Revolutionäre des Herzens
Weitermachen trotz jahrelanger Ignoranz – The Base haben sich über die Jahre zu einer verlässlichen Größe im kurzlebigen Musikbusiness entwickelt. Eine Hommage.
Mehr als zwei Jahrzehnte hat das Grazer Trio mit dem treffenden Bandnamen The Base nun schon auf dem steirischen Buckel. Und trotz einiger superber Alben haben die Mittvierziger noch immer den Status eines Geheimtipps. 1989 als Band mit der klassischen Besetzung Gitarre, Bass, Schlagzeug gegründet, galt die Band aus der steiermärkischen Landeshauptstadt lange Zeit als echter Hoffnungsträger im Genre Alternative-Rock mit Americana-Touch. 1996 veröffentlichte das Trio mit „Jet Crash Kills" seine erste E.P. und verfeinerte über die Jahre die Spielarten ihres Indie-Rock-Entwurfs. 2002 löste Albrecht Klinger (zuvor Bassist in Georg Altzieblers Band „Bloom05") Heinz Nussbaumer als Bassist ab und bildet seit damals zusammen mit Karlheinz Miklin jr. am Schlagzeug sowie Sänger und Songwriter Norbert Wally an der Gitarre das Stammpersonal des Grazer Trios. Im Laufe der Jahre gesellte sich eine breite Palette an zusätzlichen Instrumenten zur klassischen Rock-Trio-Besetzung; Mandolinen, Banjos, Geigen, Trompeten, Akkordeon, Klavier und sogar eine singende Säge sorgten für Vielfalt und Abwechslung in den Produktionen von The Base. Das Zentrum der Songs blieb aber immer Norbert Wallys sonore, ebenso rauchige wie brüchige, aber stets verführerisch-charismatische Stimme.

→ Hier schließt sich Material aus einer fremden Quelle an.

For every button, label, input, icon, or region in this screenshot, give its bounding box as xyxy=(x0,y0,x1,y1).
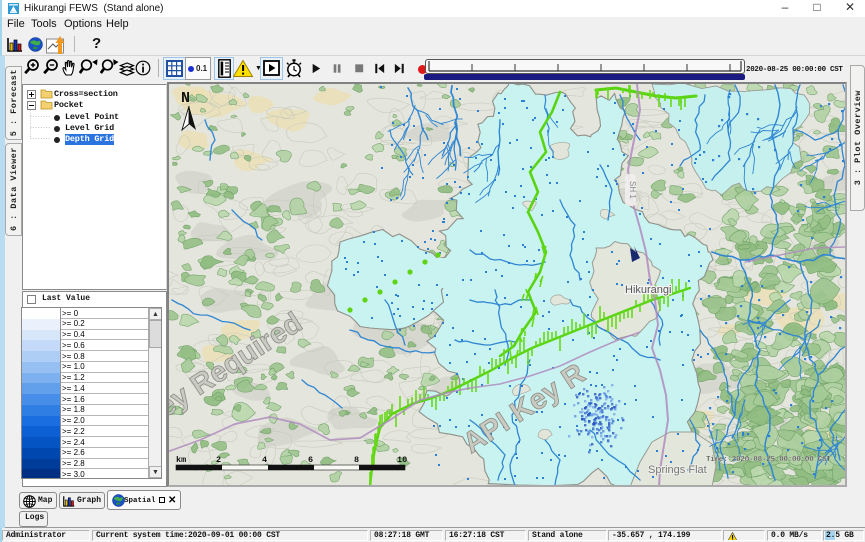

Einer der Songs von The Base hat den Titel „Sinking With Stones" - das Grazer Trio dagegen hat sich mit seinem mitunter einem mäandernden Flussverlauf gleichenden musikalischen Weg zwischen Indie-Rock, Americana, Folk, Ska und klassischem Singer-Songwritertum seit über zwei Jahrzehnten über Wasser gehalten und das auf ebenso sympathische wie authentische Art und Weise. Der kurzzeitige Hype der Medien- und Publikumsaufmerksamkeit war nie ihr vordergründiges Ziel; unbeirrt und souverän verfolgten die drei Musiker ihr Anliegen, ihre eigene Musik zu machen. Dabei vertrauen sie auf die Urkraft, die ein gewachsenes Bandgefüge idealerweise schafft: Geborgenheit und Aufrichtigkeit. So zählt für Norbert Wally auch die Tatsache, dass die Bandmitglieder sich nach den vielen Jahren noch immer so gut verstehen, zu den größten Erfolgen von The Base.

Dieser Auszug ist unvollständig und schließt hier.